In the last six months or so, my Luddite tendencies have begun to wane, and I started reading more e-books. Don't question me - I know I'm part of the reason Rome is going to fall.
One of the things I like about e-books is the easy way you can highlight passages and then return to them later. It's so simple and you can even take notes. It's terrific.
But there are passages I mark that I later return to that I have no idea what the hell I was thinking when I did it. Here is the ONLY passage I highlighted from The House at Tyneford. The only one. "The back door led into a dark passageway smelling of damp and mouse—". Not even the whole paragraph. Not even the whole sentence. Just that.

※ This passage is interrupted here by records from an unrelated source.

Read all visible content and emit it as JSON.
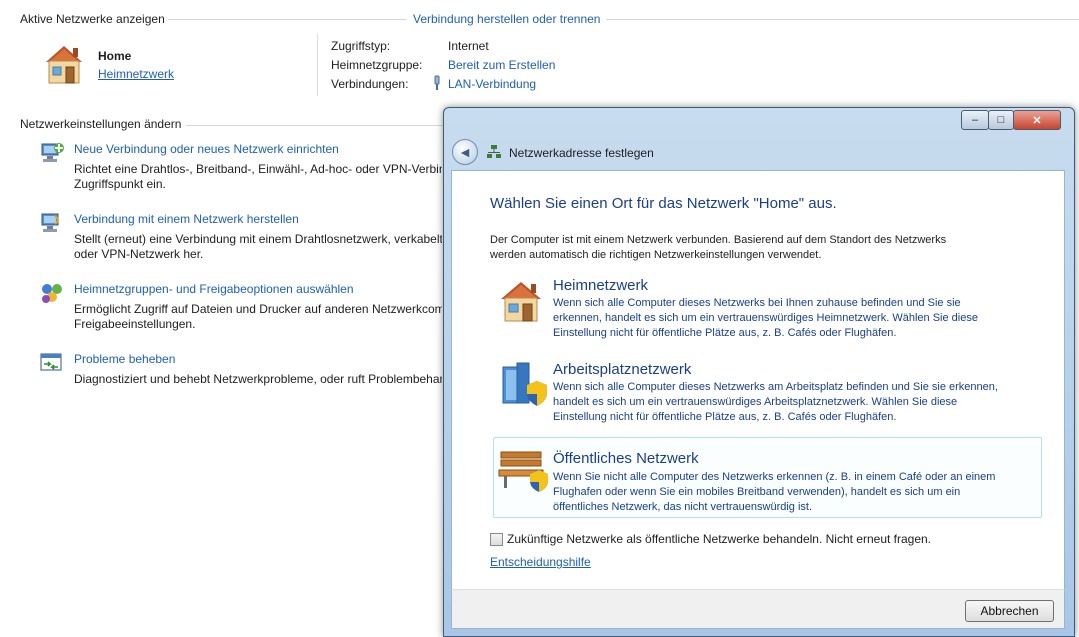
{
  "background": {
    "active_networks_header": "Aktive Netzwerke anzeigen",
    "connect_link": "Verbindung herstellen oder trennen",
    "network_name": "Home",
    "network_type_link": "Heimnetzwerk",
    "access_type_label": "Zugriffstyp:",
    "access_type_value": "Internet",
    "homegroup_label": "Heimnetzgruppe:",
    "homegroup_value": "Bereit zum Erstellen",
    "connections_label": "Verbindungen:",
    "connections_value": "LAN-Verbindung",
    "change_settings_header": "Netzwerkeinstellungen ändern",
    "tasks": [
      {
        "title": "Neue Verbindung oder neues Netzwerk einrichten",
        "desc_line1": "Richtet eine Drahtlos-, Breitband-, Einwähl-, Ad-hoc- oder VPN-Verbindung",
        "desc_line2": "Zugriffspunkt ein."
      },
      {
        "title": "Verbindung mit einem Netzwerk herstellen",
        "desc_line1": "Stellt (erneut) eine Verbindung mit einem Drahtlosnetzwerk, verkabelten",
        "desc_line2": "oder VPN-Netzwerk her."
      },
      {
        "title": "Heimnetzgruppen- und Freigabeoptionen auswählen",
        "desc_line1": "Ermöglicht Zugriff auf Dateien und Drucker auf anderen Netzwerkcomputern",
        "desc_line2": "Freigabeeinstellungen."
      },
      {
        "title": "Probleme beheben",
        "desc_line1": "Diagnostiziert und behebt Netzwerkprobleme, oder ruft Problembehandlungs",
        "desc_line2": ""
      }
    ]
  },
  "dialog": {
    "title": "Netzwerkadresse festlegen",
    "heading": "Wählen Sie einen Ort für das Netzwerk \"Home\" aus.",
    "intro_line1": "Der Computer ist mit einem Netzwerk verbunden. Basierend auf dem Standort des Netzwerks",
    "intro_line2": "werden automatisch die richtigen Netzwerkeinstellungen verwendet.",
    "options": [
      {
        "title": "Heimnetzwerk",
        "line1": "Wenn sich alle Computer dieses Netzwerks bei Ihnen zuhause befinden und Sie sie",
        "line2": "erkennen, handelt es sich um ein vertrauenswürdiges Heimnetzwerk. Wählen Sie diese",
        "line3": "Einstellung nicht für öffentliche Plätze aus, z. B. Cafés oder Flughäfen."
      },
      {
        "title": "Arbeitsplatznetzwerk",
        "line1": "Wenn sich alle Computer dieses Netzwerks am Arbeitsplatz befinden und Sie sie erkennen,",
        "line2": "handelt es sich um ein vertrauenswürdiges Arbeitsplatznetzwerk. Wählen Sie diese",
        "line3": "Einstellung nicht für öffentliche Plätze aus, z. B. Cafés oder Flughäfen."
      },
      {
        "title": "Öffentliches Netzwerk",
        "line1": "Wenn Sie nicht alle Computer des Netzwerks erkennen (z. B. in einem Café oder an einem",
        "line2": "Flughafen oder wenn Sie ein mobiles Breitband verwenden), handelt es sich um ein",
        "line3": "öffentliches Netzwerk, das nicht vertrauenswürdig ist."
      }
    ],
    "checkbox_label": "Zukünftige Netzwerke als öffentliche Netzwerke behandeln. Nicht erneut fragen.",
    "help_link": "Entscheidungshilfe",
    "cancel_button": "Abbrechen",
    "minimize_glyph": "‒",
    "maximize_glyph": "□",
    "close_glyph": "✕",
    "back_glyph": "◄"
  }
}
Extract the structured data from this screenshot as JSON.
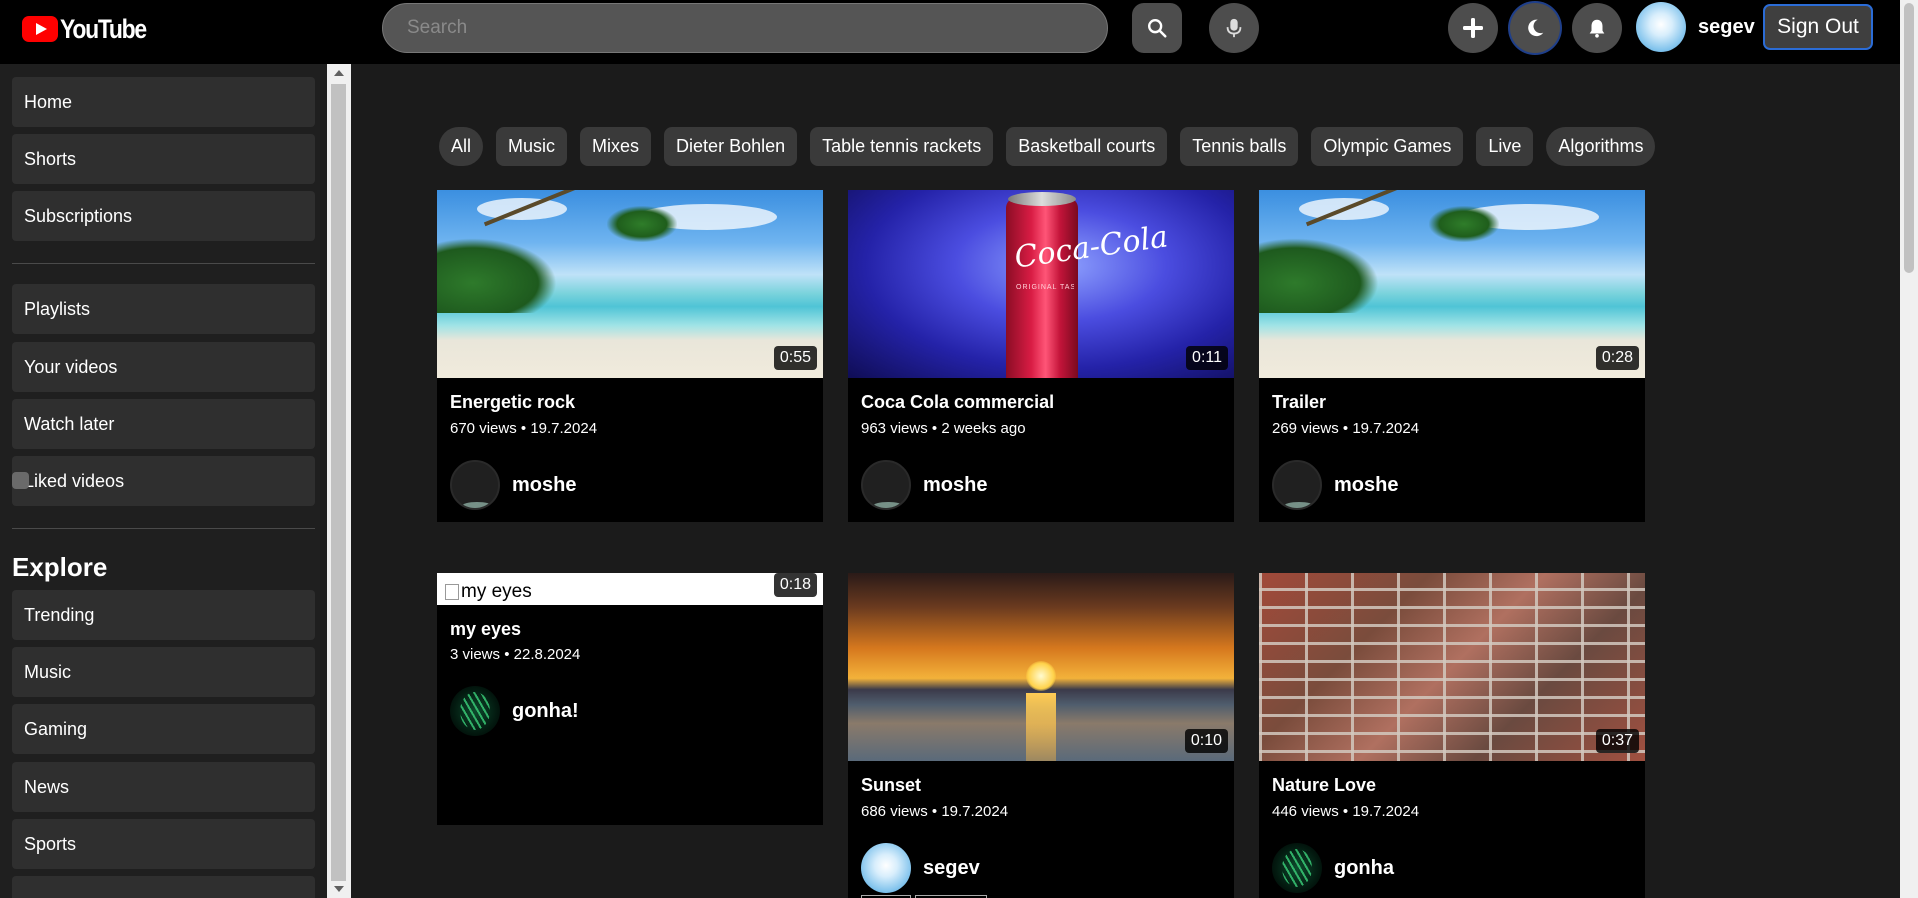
{
  "app": {
    "logo_text": "YouTube",
    "brand_color": "#ff0000"
  },
  "header": {
    "search_placeholder": "Search",
    "username": "segev",
    "signout_label": "Sign Out",
    "icons": [
      "search-icon",
      "microphone-icon",
      "plus-icon",
      "moon-icon",
      "bell-icon"
    ]
  },
  "sidebar": {
    "group1": [
      "Home",
      "Shorts",
      "Subscriptions"
    ],
    "group2": [
      "Playlists",
      "Your videos",
      "Watch later",
      "Liked videos"
    ],
    "explore_heading": "Explore",
    "group3": [
      "Trending",
      "Music",
      "Gaming",
      "News",
      "Sports"
    ]
  },
  "chips": [
    "All",
    "Music",
    "Mixes",
    "Dieter Bohlen",
    "Table tennis rackets",
    "Basketball courts",
    "Tennis balls",
    "Olympic Games",
    "Live",
    "Algorithms"
  ],
  "videos": [
    {
      "title": "Energetic rock",
      "views": "670 views",
      "date": "19.7.2024",
      "duration": "0:55",
      "channel": "moshe",
      "thumb": "beach"
    },
    {
      "title": "Coca Cola commercial",
      "views": "963 views",
      "date": "2 weeks ago",
      "duration": "0:11",
      "channel": "moshe",
      "thumb": "coke"
    },
    {
      "title": "Trailer",
      "views": "269 views",
      "date": "19.7.2024",
      "duration": "0:28",
      "channel": "moshe",
      "thumb": "beach"
    },
    {
      "title": "my eyes",
      "views": "3 views",
      "date": "22.8.2024",
      "duration": "0:18",
      "channel": "gonha!",
      "thumb": "broken",
      "alt": "my eyes"
    },
    {
      "title": "Sunset",
      "views": "686 views",
      "date": "19.7.2024",
      "duration": "0:10",
      "channel": "segev",
      "thumb": "sunset"
    },
    {
      "title": "Nature Love",
      "views": "446 views",
      "date": "19.7.2024",
      "duration": "0:37",
      "channel": "gonha",
      "thumb": "bricks"
    }
  ],
  "video_meta_separator": "•",
  "coke_can_text": "Coca-Cola",
  "coke_can_subtext": "ORIGINAL TASTE"
}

What struck me about that passage? (Really, it's barely a passage). Was it the smell of damp? The smell of mouse? Mickey Mouse? Who the hell knows.

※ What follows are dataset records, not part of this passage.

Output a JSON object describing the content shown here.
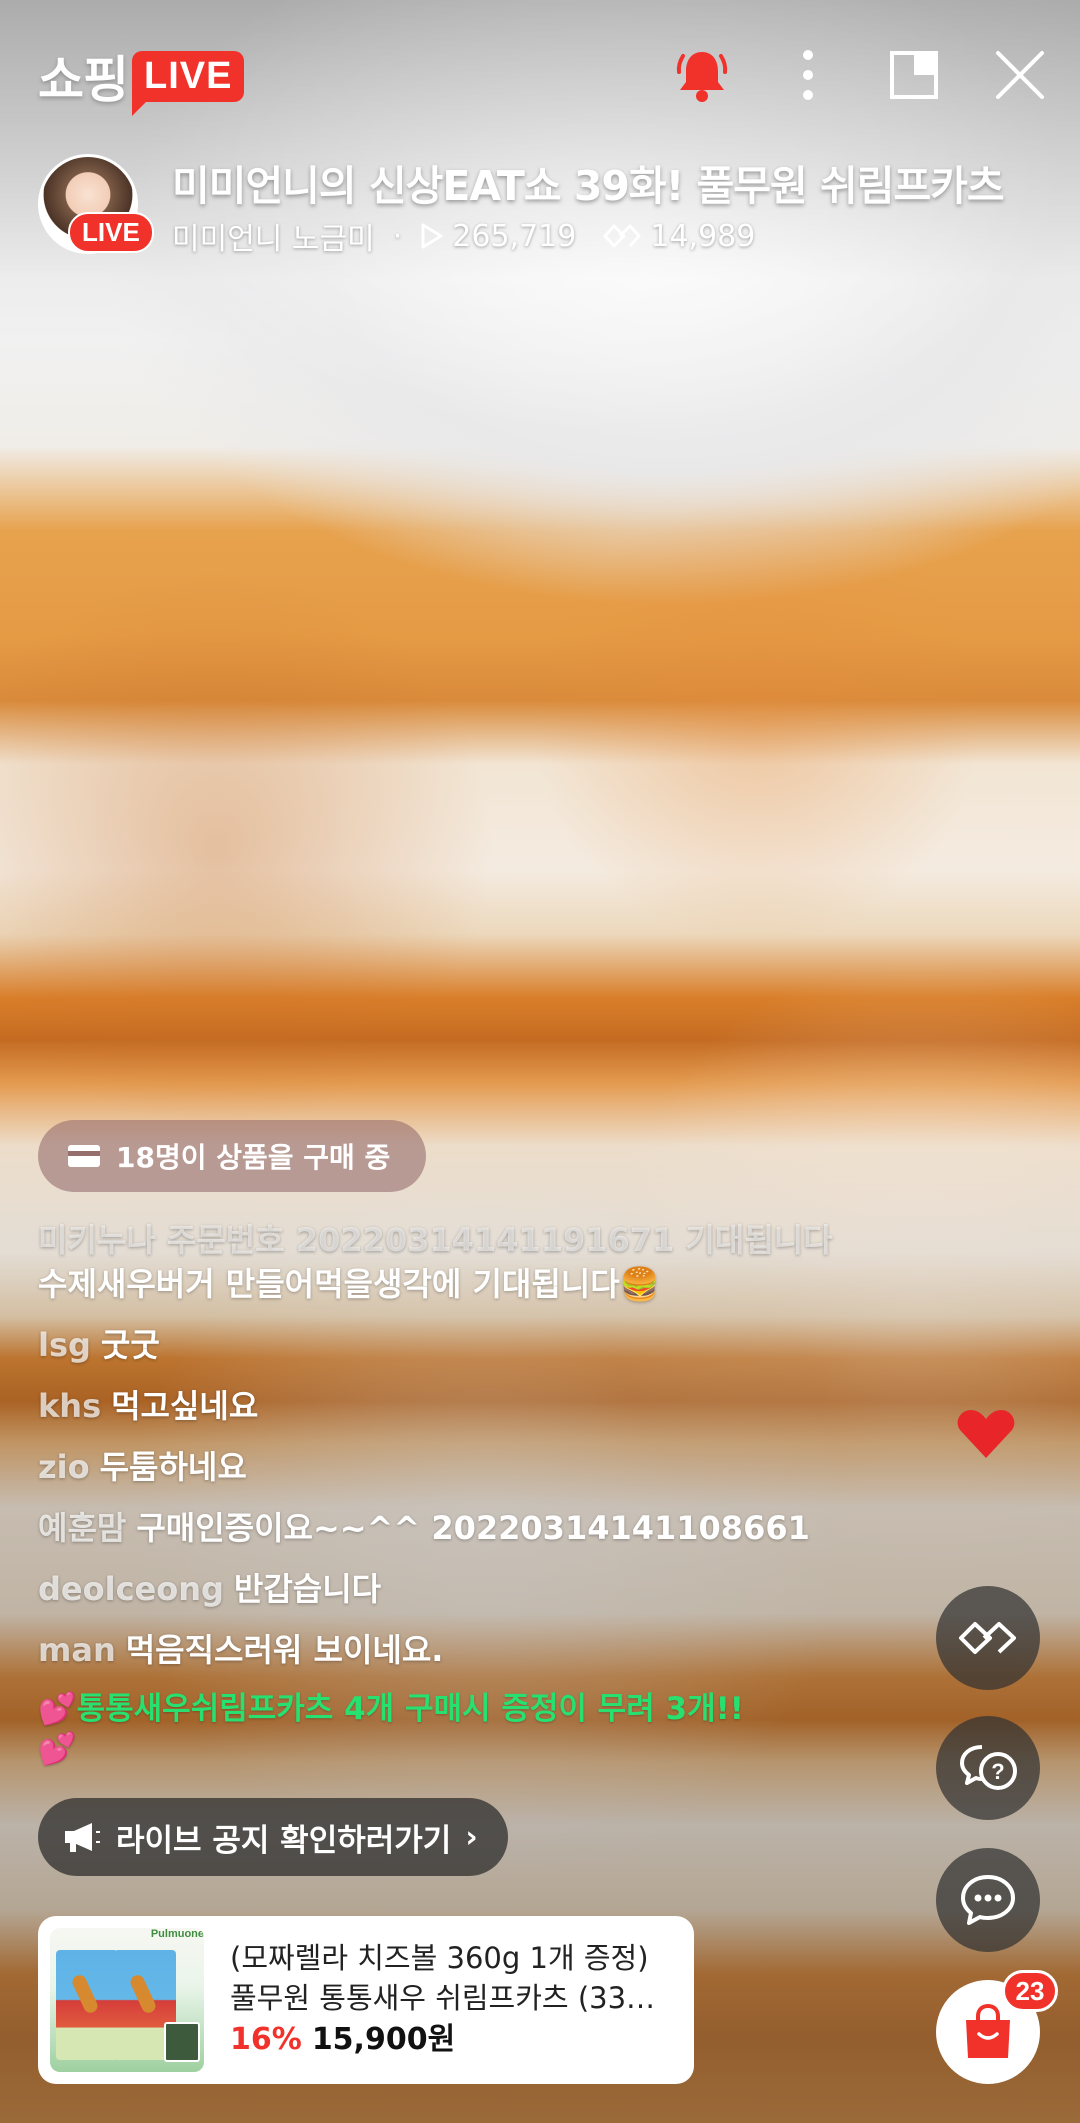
{
  "header": {
    "logo_text": "쇼핑",
    "logo_badge": "LIVE",
    "icons": [
      "bell-icon",
      "more-vertical-icon",
      "picture-in-picture-icon",
      "close-icon"
    ],
    "accent_color": "#f1322b"
  },
  "channel": {
    "avatar_badge": "LIVE",
    "title": "미미언니의 신상EAT쇼 39화! 풀무원 쉬림프카츠",
    "host": "미미언니 노금미",
    "separator": "·",
    "views": "265,719",
    "likes": "14,989"
  },
  "buying_notice": "18명이 상품을 구매 중",
  "chat": [
    {
      "user": "",
      "text": "미키누나 주문번호 20220314141191671 기대됩니다"
    },
    {
      "user": "",
      "text": "수제새우버거 만들어먹을생각에 기대됩니다🍔"
    },
    {
      "user": "lsg",
      "text": "굿굿"
    },
    {
      "user": "khs",
      "text": "먹고싶네요"
    },
    {
      "user": "zio",
      "text": "두툼하네요"
    },
    {
      "user": "예훈맘",
      "text": "구매인증이요~~^^ 20220314141108661"
    },
    {
      "user": "deolceong",
      "text": "반갑습니다"
    },
    {
      "user": "man",
      "text": "먹음직스러워 보이네요."
    }
  ],
  "promo_notice": {
    "prefix": "💕",
    "text": "통통새우쉬림프카츠 4개 구매시 증정이 무려 3개!!",
    "suffix": "💕",
    "color": "#27e070"
  },
  "announcement": {
    "label": "라이브 공지 확인하러가기",
    "chevron": "›"
  },
  "product": {
    "brand": "Pulmuone",
    "subtitle": "(모짜렐라 치즈볼 360g 1개 증정)",
    "name": "풀무원 통통새우 쉬림프카츠 (33…",
    "discount": "16%",
    "price": "15,900원"
  },
  "side_buttons": [
    "heart-icon",
    "like-hands-icon",
    "question-chat-icon",
    "chat-icon"
  ],
  "cart": {
    "badge": "23"
  }
}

This book was remarkably and pleasantly ludicrous. The first fourth or so of the book was believable, but the rest of the book was very much Downton Abbey, third episode, you know the one, that storyline that gets resolved very easily and in a most unbelievable way. Servants did fall in love and marry their employers. But I had a hard, hard time suspending my belief enough to think that the maid could learn enough English to communicate with the little lordling of the manor , and then marry his father.
And that marrying his father thing could have been played for Dallas/Dynasty sort of delicious melodrama, but was instead played straight. I don't care what anyone says, a maid who escapes from the Nazis, promptly falls in love with the son of the lord of the manor, and then after he dies, marries his father, looks like a gold digger no matter how pure her intentions were.

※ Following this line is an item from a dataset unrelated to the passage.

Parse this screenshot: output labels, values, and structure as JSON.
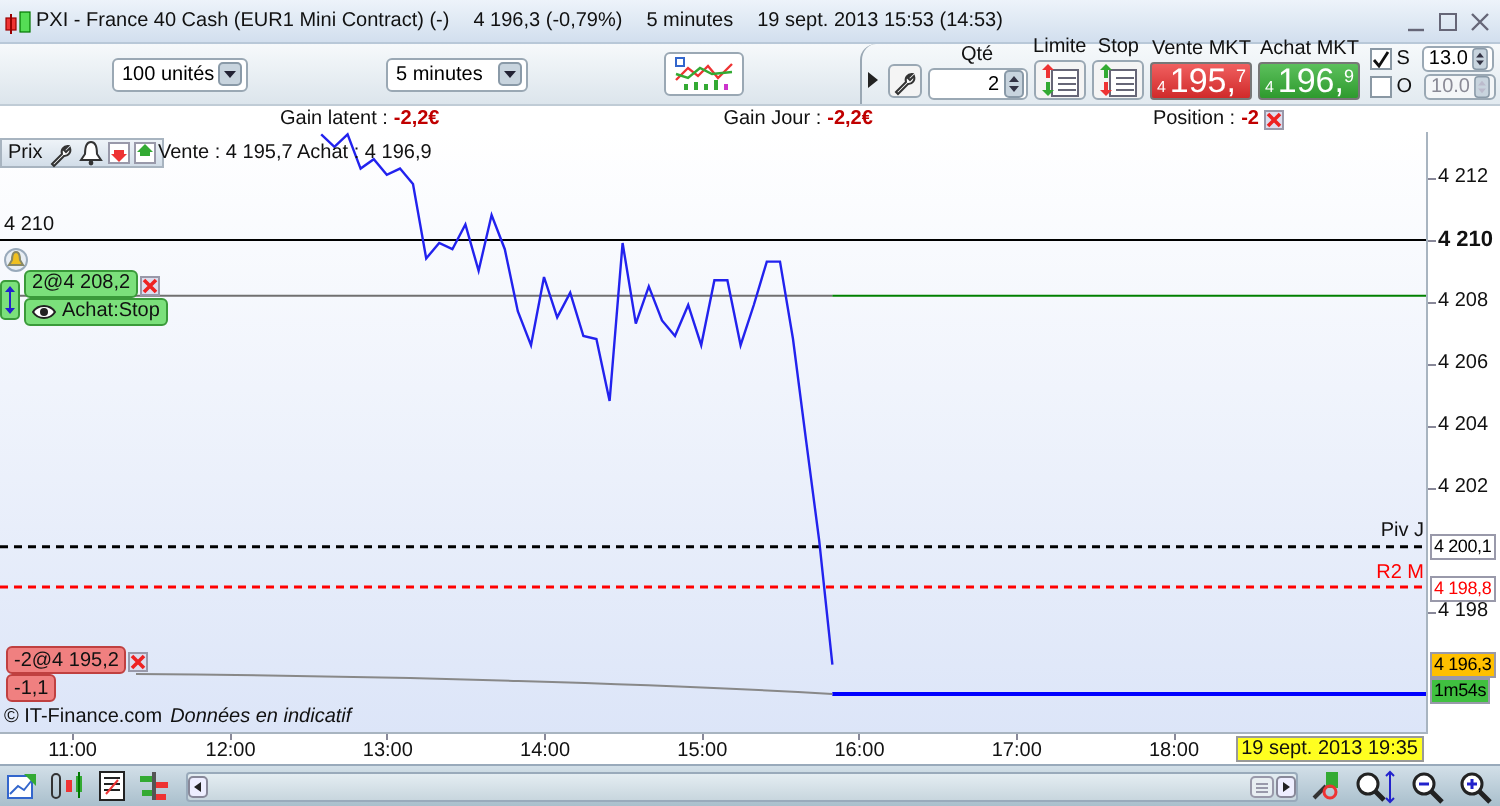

But for some reason, I kept plugging away. Solomons made me care in spite of my cynical self. So cheers to her.
Interesting side note: the other book I'm reading, Citizens of London by Lynne Olsen, nominally about Americans in Britain during World War II (I will argue that this title is pretty much bullshit and Lynne Olsen wrote whatever the hell she pleased, although she writes so well I didn't really give a rat's ass, or perhaps I should say a mouse's ass), had a brief description of the same thing Solomons wrote about - the abandonment of several villages to the British and American military, of which the fictional Tyneford was one.
My rating: 2 of 5 stars
Pleasantly ludicrous. Remarkably incoherent. Delightfully nonsensical. (Insert your own adverb/adjective here). At some point, Solomons, whose plot is straight out of some sort of fantasy season of Dynasty (not even Downton Abbey was this idiotic), played it straight rather than milking the melodrama for all its worth. Thus and ergo, there is a bounty of plot that happens in the meandering second half or so that will make you, dear reader, struggle in your ability to suspend disbelief. I imagine you, like me, will think to yourself that time honored phrase - "no fucking way." Yes, fucking way, many things happen in this book without tongue planted firmly in cheek. And also, thus, alas, no one gets thrown, fully gowned and tiara-ed, into a fountain, like they should, which would make this book a five star wonder rather than the 2 star piece of dipshittery that it sputters along to become. All that butchery and bitchery aside, Solomons created likable characters; even if they are put into crazy situations, I still kept plugging away, wondering what would happen next. She made me care in spite of myself, so cheers to her and her excellent writing.